Members of the green building community have become leading 21^st Century visionaries – seeing alternatives for sustainable design and bringing them to life, creating the future in the process. We know that there is no desirable, sustainable future without adequate, high-quality water flowing through human society and through the ecosystems that support it.  Green builders have the opportunity to lead the evolution of our water infrastructure to provide a sustainable ecological basis for truly green buildings and communities.

About the Author
Mr. Kirksey has over 30 years of experience in environmental engineering, technology, and management with an emphasis in sustainable water and energy infrastructure.  He leads operations for Worrell Water Technologies, a company offering a diversified suite of water and wastewater treatment technologies and services.  A special focus at Worrell Water is advanced ecological wastewater treatment applied to integrate natural and human ecosystems.

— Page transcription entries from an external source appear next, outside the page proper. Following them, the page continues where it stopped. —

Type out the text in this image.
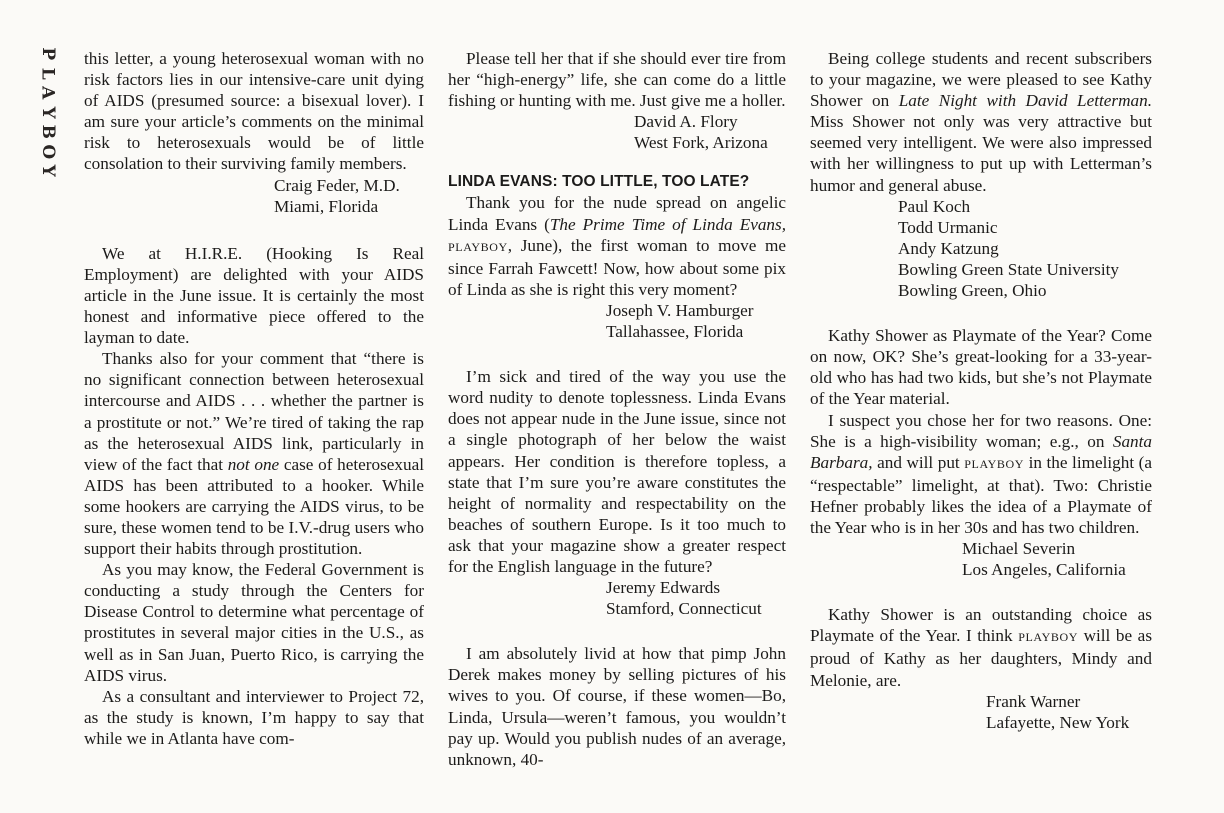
P
L
A
Y
B
O
Y

this letter, a young heterosexual woman with no risk factors lies in our intensive-care unit dying of AIDS (presumed source: a bisexual lover). I am sure your article’s comments on the minimal risk to heterosexuals would be of little consolation to their surviving family members.

Craig Feder, M.D.
Miami, Florida

We at H.I.R.E. (Hooking Is Real Employment) are delighted with your AIDS article in the June issue. It is certainly the most honest and informative piece offered to the layman to date.

Thanks also for your comment that “there is no significant connection between heterosexual intercourse and AIDS . . . whether the partner is a prostitute or not.” We’re tired of taking the rap as the heterosexual AIDS link, particularly in view of the fact that not one case of heterosexual AIDS has been attributed to a hooker. While some hookers are carrying the AIDS virus, to be sure, these women tend to be I.V.-drug users who support their habits through prostitution.

As you may know, the Federal Government is conducting a study through the Centers for Disease Control to determine what percentage of prostitutes in several major cities in the U.S., as well as in San Juan, Puerto Rico, is carrying the AIDS virus.

As a consultant and interviewer to Project 72, as the study is known, I’m happy to say that while we in Atlanta have com-

Please tell her that if she should ever tire from her “high-energy” life, she can come do a little fishing or hunting with me. Just give me a holler.

David A. Flory
West Fork, Arizona

LINDA EVANS: TOO LITTLE, TOO LATE?

Thank you for the nude spread on angelic Linda Evans (The Prime Time of Linda Evans, PLAYBOY, June), the first woman to move me since Farrah Fawcett! Now, how about some pix of Linda as she is right this very moment?

Joseph V. Hamburger
Tallahassee, Florida

I’m sick and tired of the way you use the word nudity to denote toplessness. Linda Evans does not appear nude in the June issue, since not a single photograph of her below the waist appears. Her condition is therefore topless, a state that I’m sure you’re aware constitutes the height of normality and respectability on the beaches of southern Europe. Is it too much to ask that your magazine show a greater respect for the English language in the future?

Jeremy Edwards
Stamford, Connecticut

I am absolutely livid at how that pimp John Derek makes money by selling pictures of his wives to you. Of course, if these women—Bo, Linda, Ursula—weren’t famous, you wouldn’t pay up. Would you publish nudes of an average, unknown, 40-

Being college students and recent subscribers to your magazine, we were pleased to see Kathy Shower on Late Night with David Letterman. Miss Shower not only was very attractive but seemed very intelligent. We were also impressed with her willingness to put up with Letterman’s humor and general abuse.

Paul Koch
Todd Urmanic
Andy Katzung
Bowling Green State University
Bowling Green, Ohio

Kathy Shower as Playmate of the Year? Come on now, OK? She’s great-looking for a 33-year-old who has had two kids, but she’s not Playmate of the Year material.

I suspect you chose her for two reasons. One: She is a high-visibility woman; e.g., on Santa Barbara, and will put PLAYBOY in the limelight (a “respectable” limelight, at that). Two: Christie Hefner probably likes the idea of a Playmate of the Year who is in her 30s and has two children.

Michael Severin
Los Angeles, California

Kathy Shower is an outstanding choice as Playmate of the Year. I think PLAYBOY will be as proud of Kathy as her daughters, Mindy and Melonie, are.

Frank Warner
Lafayette, New York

Mr. Kirksey’s prior experience includes senior management roles in the private sector, non-profit organizations, and government.  Specific roles included Vice President and Senior Fellow with the American Society of Civil Engineers Research Foundation; Senior Policy Analyst in the Florida Governor’s Office; and domestic and international consulting with Battelle, Price Waterhouse, and SAIC. His background includes international work experience in over a dozen countries in Asia, Europe, and Africa.

Mr. Kirksey has an M.S. in Environmental Systems Design from Southern Illinois University; and a B.S. in Civil Engineering from Tennessee Technological University.  He is a Registered Professional Engineer in the State of Florida.